I love fruitcake, when it's done well. But frankly, I'm not a fan of loads of spices and candied things in my fruitcake, or any at all for that matter. Between the alcohol, the dried fruit, and the citrus zest, fruitcakes have a lot going on in the flavor department without the addition of cloying spices like cinnamon, allspice, and cloves.

So when I decided to consult some recipes and develop my own fruitcake, I wanted to leave out the spices and accent the fruit angle. With that said, you won't find candied cherries or candied peel in this recipe. You may as well use Skittles and Starbursts if you go that route. What you will find is over 2lbs of fruit, bourbon, and lemon and orange zest. You will find a moist cake with a complex, fruity flavor. You will find my ideal fruitcake.



Fruitcake
yield: one bad ass fruitcake

6 oz calimyrna figs (about 8)
4 - 5 oz dates
8 oz apricots
6 oz currants
8oz raisins

1 cup good bourbon (I prefer Knob Creek or Woodford Reserve, but Maker's can work in a pinch)

Note: Don't go insane about the amounts. Eyeball it. 6 oz of figs is one package. Raisins come in 12oz boxes so use roughly 2/3 of the box.

First thing's first: chop the figs, dates, and apricots so that they're roughly the same size and a little bit larger than the raisins. Pour the bourbon over and stir the fruit so that it's all coated. Let this mixture macerate in the refrigerator overnight or longer if you can. Let the fruit come back to life a little bit. A quick zap in the microwave (5 minutes, stirring every minute or so) can speed this process up as well.



1 cup butter, softened
1 cup packed dark brown sugar
1 tbsp vanilla
zest of 2 medium lemons
zest of 2 medium to large oranges
4 eggs

2 cups all-purpose flour
1 cup almond flour (finely ground almonds)
1 tsp salt
1 tsp baking soda
1 tsp baking powder

Preheat oven to 325 degrees and grease and flour a 9-inch bundt cake pan. Sift together the flours, salt, baking soda, and baking powder. Set aside. Bring out the macerating fruit. I let mine go for about 24 hours and there wasn't enough liquid to worry about draining off.
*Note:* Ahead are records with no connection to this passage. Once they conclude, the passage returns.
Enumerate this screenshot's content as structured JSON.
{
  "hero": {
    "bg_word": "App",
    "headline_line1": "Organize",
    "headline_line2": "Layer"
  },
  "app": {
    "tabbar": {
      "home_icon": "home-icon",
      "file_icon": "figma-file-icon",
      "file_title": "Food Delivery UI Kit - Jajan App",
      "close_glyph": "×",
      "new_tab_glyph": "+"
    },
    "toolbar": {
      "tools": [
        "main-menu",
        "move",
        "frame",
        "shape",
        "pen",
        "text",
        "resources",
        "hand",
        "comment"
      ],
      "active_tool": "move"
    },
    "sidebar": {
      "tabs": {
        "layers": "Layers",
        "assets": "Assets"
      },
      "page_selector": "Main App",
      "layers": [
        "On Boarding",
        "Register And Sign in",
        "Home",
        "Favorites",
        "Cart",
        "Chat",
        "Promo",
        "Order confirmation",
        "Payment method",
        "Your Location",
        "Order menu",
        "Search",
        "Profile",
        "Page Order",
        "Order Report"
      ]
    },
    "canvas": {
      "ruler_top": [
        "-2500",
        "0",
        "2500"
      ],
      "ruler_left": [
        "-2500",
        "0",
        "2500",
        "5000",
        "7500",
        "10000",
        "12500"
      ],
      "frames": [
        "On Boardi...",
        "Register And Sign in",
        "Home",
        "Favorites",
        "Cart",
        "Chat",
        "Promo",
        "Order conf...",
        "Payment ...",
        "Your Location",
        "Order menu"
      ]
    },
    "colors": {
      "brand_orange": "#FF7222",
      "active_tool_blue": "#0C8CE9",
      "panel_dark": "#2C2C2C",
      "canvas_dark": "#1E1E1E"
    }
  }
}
In the bowl of a mixer, cream the butter and sugar for 3 minutes on medium speed until light and fluffy. Add in the vanilla and the zests. Beat the eggs in one at a time until fully incorporated. Gradually add in the dry ingredients mixing until just combined. Fold in the fruit. Pour into bundt pan, smoothing the top. The cake pan will be quite full. Bake at 325 degrees for about 1 hour or until a toothpick inserted in the center of the cake comes out clean. Let the cake cool in the pan for 15 - 20 minutes.

Using toothpicks or skewers, poke holes in the cake, and brush the bottom with extra bourbon. Let it sit until the bourbon is absorbed. Invert onto a plate or cake carrier. Brush with more bourbon now that the cake is right-side up. Wrap in a bourbon-soaked cheesecloth, then in plastic wrap. Store in an airtight container adding bourbon to keep the cheesecloth moist as needed. Let it sit for two days at least.